Community Opposition. Most communities surrounding the mining project are still, after all these years, opposed to the project. Eighteen years of resistance has honed their skill in resisting (the right to resist is now a right protected by the Constitution). In fact, on November 2013 the government tried to carry out an environmental impact study were stopped by the communities- in spite of heavy police presence, and military in the area..
14. Human Rights
After years of stopping dozens of attempts by government and private companies of accessing the mining concession that overlap communal land in order to carry out the environmental impact study and begin exploration, the government and Codelco only succeeded in carrying out the study in May of 2014 with the help of hundreds of police that terrorized the area for two months and violated rights, such as the right to freely circulate. To intensify the intimidation, a month earlier Javier Ramírez, president of the Junín community was arrested and jailed under highly irregular circumstances, which have been denounced by human rights organizations such as Amnesty International, and The International Human Rights Federation, as well as several national human rights groups. Javier was released after being sentenced in February of 2015 but only after serving 10 months in jail. His brother Victor Hugo remains in hiding accused of sabotage, the same criminal offense as his brother, for putting up resistance to the presence of Enami employees in their territory.
14. 90% of NGO’s in Cotacachi County and Intag oppose the project. In late 2012, the most important civil society organizations in Intag wrote a letter to Chile’s president to make sure he understood that the organizations would again rise to defend the area if Codelco or anyone went ahead and tried to revive the project. .
D. Exaggerated Copper Claims
15. In 2007, Micon International, the entity contracted by Ascendant Copper to evaluate the Junin copper deposit, said that it could not confirm their earlier estimates due to degradation of samples. Copper Mesa had been saying all along that the Junin copper deposit had four times more copper than what the Japanese inferred after years of exploration. In all, 2.26 million tons were inferred by the Japanese, which is a little less than 1/10th of what the world consumes annually (and it would take decades to mine it all out).
E. Further environmental challenges
16. The area receives between 3000 and 4000 millimeters of annual rainfall. Heavy rainfall, abundant underground aquifers, and heavy metals in the ore make for a deadly mix. Not only that, but they raise the price of mining considerably, while greatly increasing the risks of man-made disasters, such as landslides. For an idea of what a landslide can do in an open pit mine, go here:
17. The ore contains toxic heavy metals and sulfur (which will cause Acid Mine Drainage).

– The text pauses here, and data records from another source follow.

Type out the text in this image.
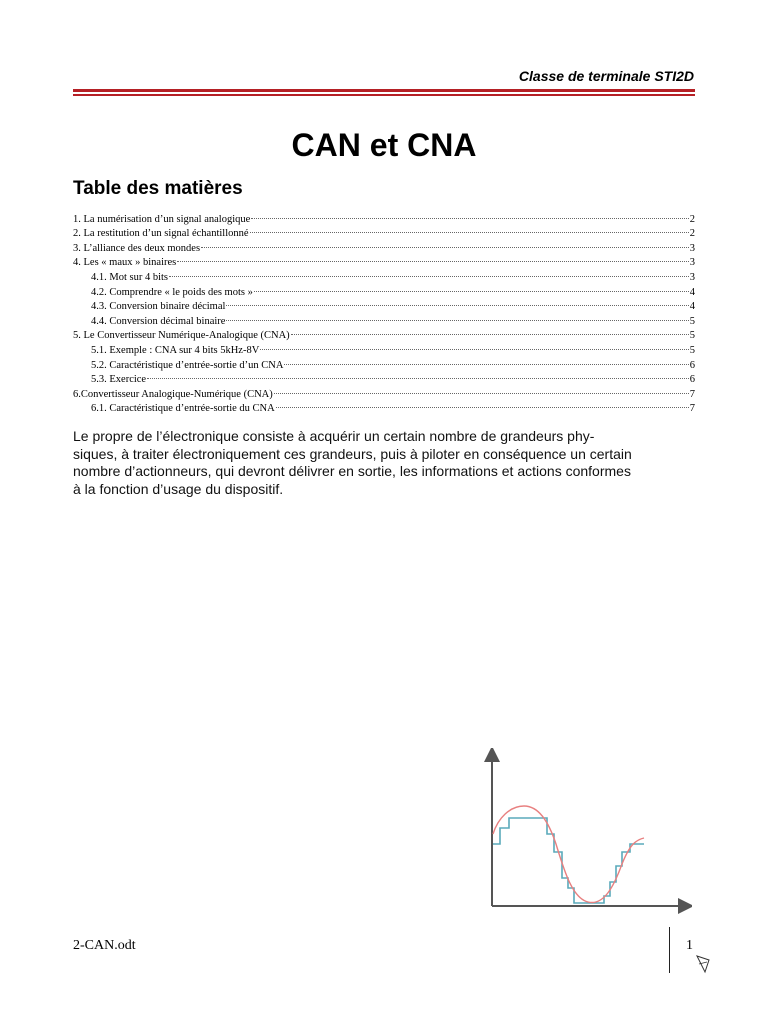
Classe de terminale STI2D
CAN et CNA
Table des matières
1. La numérisation d’un signal analogique	2
2. La restitution d’un signal échantillonné	2
3. L’alliance des deux mondes	3
4. Les « maux » binaires	3
4.1. Mot sur 4 bits	3
4.2. Comprendre « le poids des mots »	4
4.3. Conversion binaire décimal	4
4.4. Conversion décimal binaire	5
5. Le Convertisseur Numérique-Analogique (CNA)	5
5.1. Exemple : CNA sur 4 bits 5kHz-8V	5
5.2. Caractéristique d’entrée-sortie d’un CNA	6
5.3. Exercice	6
6.Convertisseur Analogique-Numérique (CNA)	7
6.1. Caractéristique d’entrée-sortie du CNA	7
Le propre de l’électronique consiste à acquérir un certain nombre de grandeurs phy-
siques, à traiter électroniquement ces grandeurs, puis à piloter en conséquence un certain
nombre d’actionneurs, qui devront délivrer en sortie, les informations et actions conformes
à la fonction d’usage du dispositif.
2-CAN.odt	1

18. There is a superabundance of underground water (according to Japanese EIA). This is bad news for mining companies and even worse news for the environment.
19. The area where they found the copper is exceptionally steep and mountainous, making mining much more difficult and expensive than most mines.
20. There are clear indications that Junín’s copper is very deep, making mining much more environmentally destructive and economically risky. Emphasis on Economically risky.
21. The Toisan Range has many geological faults, posing significant earthquake risks.
There are, in fact, more than 21 reasons for Codelco to stay out of Intag. But these should suffice for any company that considers itself responsible and to realize that Intag’s forests and inhabitants should be a no go zone.